Hale wrote in another entry, “For five years I planned to die,” and other journals found in the killer’s home reportedly suggest she began contemplating an attack as a middle school student. Hale was 28 at the time of her death.
Since it first obtained Hale’s journal and a portion of police documents related to the Covenant case, The Star has published more than 100 articles that analyze the killer’s own words or provide new details about the police investigation, including the existence of an FBI memo which “strongly” advised MNPD against releasing “legacy tokens” from killers like Hale. The term would appear to include her writings.

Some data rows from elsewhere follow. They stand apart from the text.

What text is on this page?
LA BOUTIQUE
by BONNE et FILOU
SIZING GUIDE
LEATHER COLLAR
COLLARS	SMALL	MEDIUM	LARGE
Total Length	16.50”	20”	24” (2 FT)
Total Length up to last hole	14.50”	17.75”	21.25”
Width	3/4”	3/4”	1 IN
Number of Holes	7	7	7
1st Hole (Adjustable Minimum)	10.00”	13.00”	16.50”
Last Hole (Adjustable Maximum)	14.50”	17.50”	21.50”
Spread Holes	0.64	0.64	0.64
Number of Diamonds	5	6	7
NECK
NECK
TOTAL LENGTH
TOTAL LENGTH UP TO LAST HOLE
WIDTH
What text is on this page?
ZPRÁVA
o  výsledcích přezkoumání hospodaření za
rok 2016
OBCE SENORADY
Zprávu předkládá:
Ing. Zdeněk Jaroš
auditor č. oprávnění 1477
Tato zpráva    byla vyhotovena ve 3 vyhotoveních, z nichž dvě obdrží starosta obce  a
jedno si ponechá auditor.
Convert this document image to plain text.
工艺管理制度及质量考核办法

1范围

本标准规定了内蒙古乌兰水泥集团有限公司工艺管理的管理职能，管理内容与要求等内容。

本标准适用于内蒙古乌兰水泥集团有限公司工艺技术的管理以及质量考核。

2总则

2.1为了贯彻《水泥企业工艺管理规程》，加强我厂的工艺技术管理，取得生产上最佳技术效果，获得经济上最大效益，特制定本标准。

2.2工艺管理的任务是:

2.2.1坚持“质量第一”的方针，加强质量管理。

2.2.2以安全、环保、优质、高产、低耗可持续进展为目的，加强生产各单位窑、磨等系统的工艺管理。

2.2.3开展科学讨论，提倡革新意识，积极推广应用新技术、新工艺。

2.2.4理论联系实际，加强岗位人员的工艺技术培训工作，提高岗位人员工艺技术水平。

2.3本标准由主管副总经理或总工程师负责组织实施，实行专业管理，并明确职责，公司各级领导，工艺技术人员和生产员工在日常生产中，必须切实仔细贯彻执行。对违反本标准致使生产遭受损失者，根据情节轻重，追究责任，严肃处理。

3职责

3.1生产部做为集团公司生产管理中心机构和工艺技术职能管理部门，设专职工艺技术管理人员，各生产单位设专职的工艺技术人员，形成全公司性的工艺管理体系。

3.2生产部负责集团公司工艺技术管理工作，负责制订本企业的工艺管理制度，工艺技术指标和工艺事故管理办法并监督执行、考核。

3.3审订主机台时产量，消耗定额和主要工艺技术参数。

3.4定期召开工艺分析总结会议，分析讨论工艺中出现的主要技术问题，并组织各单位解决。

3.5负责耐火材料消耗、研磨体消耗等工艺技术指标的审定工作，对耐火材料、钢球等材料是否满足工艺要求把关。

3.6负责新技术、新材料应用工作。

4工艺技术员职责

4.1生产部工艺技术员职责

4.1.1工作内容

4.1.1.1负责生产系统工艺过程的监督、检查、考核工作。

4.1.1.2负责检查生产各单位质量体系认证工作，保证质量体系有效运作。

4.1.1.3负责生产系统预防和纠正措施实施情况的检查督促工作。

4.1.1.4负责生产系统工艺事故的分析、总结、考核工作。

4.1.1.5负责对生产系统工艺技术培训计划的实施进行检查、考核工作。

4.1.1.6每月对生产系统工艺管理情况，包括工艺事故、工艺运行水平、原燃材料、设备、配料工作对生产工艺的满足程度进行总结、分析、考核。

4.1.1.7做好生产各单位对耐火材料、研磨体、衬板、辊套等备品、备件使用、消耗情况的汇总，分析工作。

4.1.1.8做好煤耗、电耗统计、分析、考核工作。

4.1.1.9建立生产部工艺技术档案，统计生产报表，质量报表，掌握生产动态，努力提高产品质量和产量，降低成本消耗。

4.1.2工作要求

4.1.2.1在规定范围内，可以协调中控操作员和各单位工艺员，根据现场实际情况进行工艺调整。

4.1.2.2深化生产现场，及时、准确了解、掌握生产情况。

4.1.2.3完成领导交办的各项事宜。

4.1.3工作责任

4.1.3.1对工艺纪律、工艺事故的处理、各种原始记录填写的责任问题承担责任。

While the FBI declined to confirm it sent the memo, the federal agency told The Star it does send such materials to local law enforcement.
In his statement, Leahy noted that, despite having the First Amendment right to publish Hale’s journal since The Star legally obtained it in June 2024, practical, financial, and legal considerations have accounted for the three-month delay between the time the journal was legally obtained and its publication:
Until just recently, the lack of legal representation to address a second potential legal issue also prohibited our publication of The Covenant Killer’s 2023 Journal. Though they have not registered their copyright claim with the federal government, the intervening group that purports to own Hale’s writings also purports to hold the copyright to those writings. We consider the ownership claim to be dubious at best and the copyright claim to be without merit. We also believe that the fair use doctrine would prohibit the successful litigation of any copyright infringement claim that might be brought against us for publishing this journal. Nonetheless, we chose not to publish the journal until we had secured proper legal representation in the event a frivolous copyright infringement claim were to be brought against us in federal court. I am pleased to announce today that, in the event a copyright infringement claim is brought against us, we are now represented by the Dhillon Group, the premiere law firm in the country representing conservative groups and organizations.
Leahy is expected to appear in a number of media outlets this week to provide further insights to the public on the Covenant Killer investigation.
The Tennessee Star legally obtained the MNPD crime scene photos contained in this article in June 2024 from a source familiar with the MNPD investigation.